For magic dunder methods I agree we can start with 4.

What about doing

@modify_docstring("", __float__="")
class CanFloat(opt.CanFloat): ...

@modify_docstring("", __int__="")
class CanInt(opt.CanInt[R]): ...

I like that!

@nstarman
Copy link
Collaborator Author

nstarman commented Jul 11, 2025

We still have the problem of Self in the type annotations. `

E.g.

class CanArrayAdd(Protocol):
    def __add__(self, other: Self | int | float, /) -> Self: ...

which isn't compatible with optype.CanAdd .

Edit: the closest I can get is

opt.CanAdd["HasArrayNamespace[NS_contra] | int | float", "Array[NS_contra]"],

Doing

opt.CanAdd["Array[NS_X] | int | float", "Array[NS_X]"], doesn't seem to work.

@nstarman nstarman closed this Jul 11, 2025
@nstarman nstarman reopened this Jul 11, 2025
@jorenham
Copy link
Member

jorenham commented Jul 11, 2025

We still have the problem of Self in the type annotations. `

E.g.

class CanArrayAdd(Protocol):
    def __add__(self, other: Self | int | float, /) -> Self: ...

which isn't compatible with optype.CanAdd .

I'll add them to optype then


update

https://github.com/jorenham/optype/releases/tag/v0.12.0

@nstarman
Copy link
Collaborator Author

nstarman commented Jul 11, 2025

I'll add them to optype then

Awesome, so then it'll be...

CanAddSelf[T, R=Self] = CanAdd[Self | T, Self | R]

so we can do CanAddSelf[int | float] ?

@jorenham
Copy link
Member

Something like this, @nstarman?

class CanAddSelf(Protocol[_T_contra]):
    def __add__(self, rhs: Self | _T_contra, /) -> Self: ...

@nstarman
Copy link
Collaborator Author

Great! I guess the return type probably isn't necessary.

@jorenham
Copy link
Member

Great! I guess the return type probably isn't necessary.

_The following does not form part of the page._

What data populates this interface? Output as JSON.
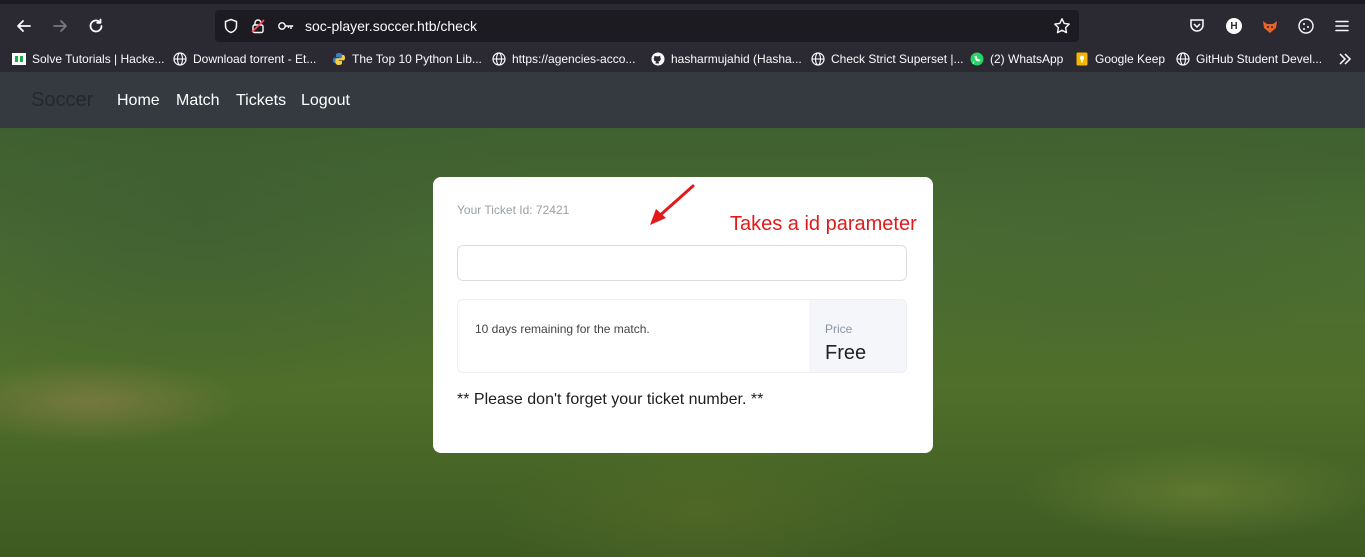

Yea indeed. And if anyone needs it after all, then we can always add it as optional type parameter later on.

@jorenham
Copy link
Member

E.g.

class CanArrayAdd(Protocol):
    def __add__(self, other: Self | int | float, /) -> Self: ...

BTW, this wouldn't work in case of boolean arrays.

@nstarman
Copy link
Collaborator Author

E.g.

class CanArrayAdd(Protocol):
    def __add__(self, other: Self | int | float, /) -> Self: ...

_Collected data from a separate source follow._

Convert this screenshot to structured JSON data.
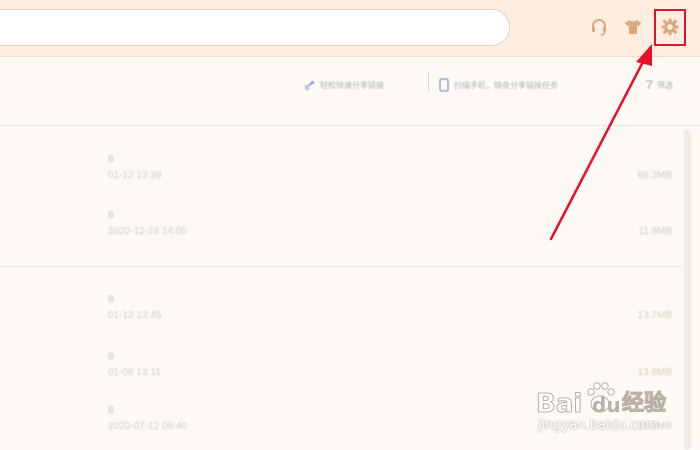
{
  "topbar": {
    "search_placeholder": "",
    "icons": [
      "headset-icon",
      "tshirt-icon",
      "gear-icon"
    ]
  },
  "subbar": {
    "item1": "轻松快速分享链接",
    "item2": "扫描手机，随身分享链接任务",
    "item3": "筛选"
  },
  "groups": [
    {
      "rows": [
        {
          "name": "B",
          "time": "01-12 13:39",
          "size": "66.2MB"
        },
        {
          "name": "B",
          "time": "2020-12-28 14:05",
          "size": "11.8MB"
        }
      ]
    },
    {
      "rows": [
        {
          "name": "B",
          "time": "01-12 13:45",
          "size": "13.7MB"
        },
        {
          "name": "B",
          "time": "01-08 13:11",
          "size": "13.8MB"
        },
        {
          "name": "B",
          "time": "2020-07-12 08:40",
          "size": "13.0MB"
        }
      ]
    }
  ],
  "annotation": {
    "color": "#e8102a"
  },
  "watermark": {
    "logo_text": "Bai du 经验",
    "url": "jingyan.baidu.com"
  }
}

BTW, this wouldn't work in case of boolean arrays.

Yeah. I noticed that. It's in the signature of the Array API, but without a way to detect boolean dtypes, how else do we write this statically?

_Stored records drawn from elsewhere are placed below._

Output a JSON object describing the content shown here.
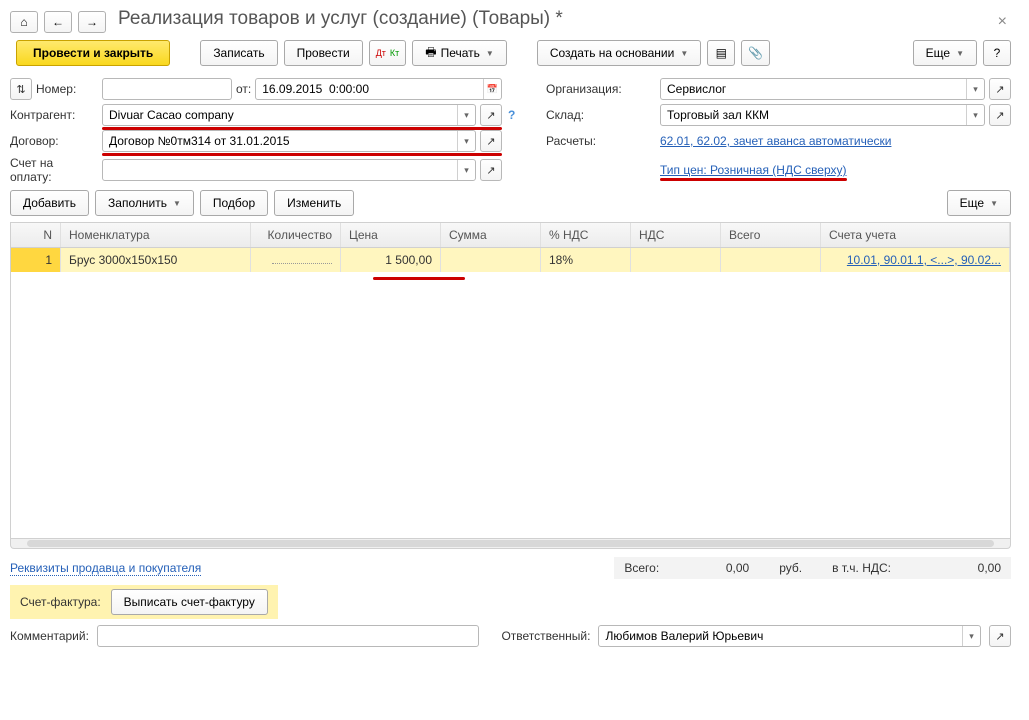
{
  "header": {
    "title": "Реализация товаров и услуг (создание) (Товары) *"
  },
  "toolbar": {
    "post_close": "Провести и закрыть",
    "save": "Записать",
    "post": "Провести",
    "print": "Печать",
    "create_based": "Создать на основании",
    "more": "Еще"
  },
  "fields": {
    "number_label": "Номер:",
    "number_value": "",
    "from_label": "от:",
    "date_value": "16.09.2015  0:00:00",
    "org_label": "Организация:",
    "org_value": "Сервислог",
    "contr_label": "Контрагент:",
    "contr_value": "Divuar Cacao company",
    "dogovor_label": "Договор:",
    "dogovor_value": "Договор №0тм314 от 31.01.2015",
    "sklad_label": "Склад:",
    "sklad_value": "Торговый зал ККМ",
    "raschety_label": "Расчеты:",
    "raschety_link": "62.01, 62.02, зачет аванса автоматически",
    "schet_label": "Счет на оплату:",
    "schet_value": "",
    "price_type_link": "Тип цен: Розничная (НДС сверху)"
  },
  "table_toolbar": {
    "add": "Добавить",
    "fill": "Заполнить",
    "pick": "Подбор",
    "edit": "Изменить",
    "more": "Еще"
  },
  "table": {
    "headers": {
      "n": "N",
      "nom": "Номенклатура",
      "qty": "Количество",
      "price": "Цена",
      "sum": "Сумма",
      "vatp": "% НДС",
      "vat": "НДС",
      "total": "Всего",
      "acc": "Счета учета"
    },
    "rows": [
      {
        "n": "1",
        "nom": "Брус 3000х150х150",
        "qty": "",
        "price": "1 500,00",
        "sum": "",
        "vatp": "18%",
        "vat": "",
        "total": "",
        "acc": "10.01, 90.01.1, <...>, 90.02..."
      }
    ]
  },
  "footer": {
    "rekv_link": "Реквизиты продавца и покупателя",
    "total_label": "Всего:",
    "total_value": "0,00",
    "currency": "руб.",
    "vat_incl_label": "в т.ч. НДС:",
    "vat_incl_value": "0,00",
    "invoice_label": "Счет-фактура:",
    "invoice_btn": "Выписать счет-фактуру",
    "comment_label": "Комментарий:",
    "comment_value": "",
    "resp_label": "Ответственный:",
    "resp_value": "Любимов Валерий Юрьевич"
  }
}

Also we need CanRAddSelf, etc.

@nstarman
Copy link
Collaborator Author

nstarman commented Jul 11, 2025

I don't think we need to do single-method Protocols now that we're using optype

@docstring_setter(
    __pos__ = """...""",
    ...
)
class Array(
    HasArrayNamespace[NS_co],
    opt.CanPosSelf,
    opt.CanNegSelf,
    opt.CanAddSelf[int | float],
    opt.CanIAddSelf[int | float],
    opt.CanRAddSelf[int | float],
    opt.CanSubSelf[int | float],
    opt.CanISubSelf[int | float],
    opt.CanRSubSelf[int | float],
    opt.CanMulSelf[int | float],
    opt.CanIMulSelf[int | float],
    opt.CanRMulSelf[int | float],
    opt.CanTrueDivSelf[int | float],
    opt.CanRTrueDivSelf[int | float],
    opt.CanFloorDivSelf[int | float],
    opt.CanIFloorDivSelf[int | float],
    opt.CanRFloorDivSelf[int | float],
    opt.CanModSelf[int | float],
    opt.CanIModSelf[int | float],
    opt.CanRModSelf[int | float],
    opt.CanPowSelf[int | float],
    opt.CanIPowSelf[int | float],
    opt.CanRPowSelf[int | float],
    Protocol,
):

@jorenham
Copy link
Member

jorenham commented Jul 11, 2025

It's in the signature of the Array API

Then that should be changed 🤷🏻‍♂️

how else do we write this statically?

I'd make it generic:

class CanAddSelf(Protocol[_T_contra]):
    def __add__(self, rhs: Self | _T_contra, /) -> Self: ...

😏

Also we need CanRAddSelf, etc.

Yea I'll add *Self variants or all binops 👌🏻.

But I'm thinking of leaving out the Self as input for the reflected ops, so it'll be

def __radd__(self, rhs: _T_contra, /) -> Self: ..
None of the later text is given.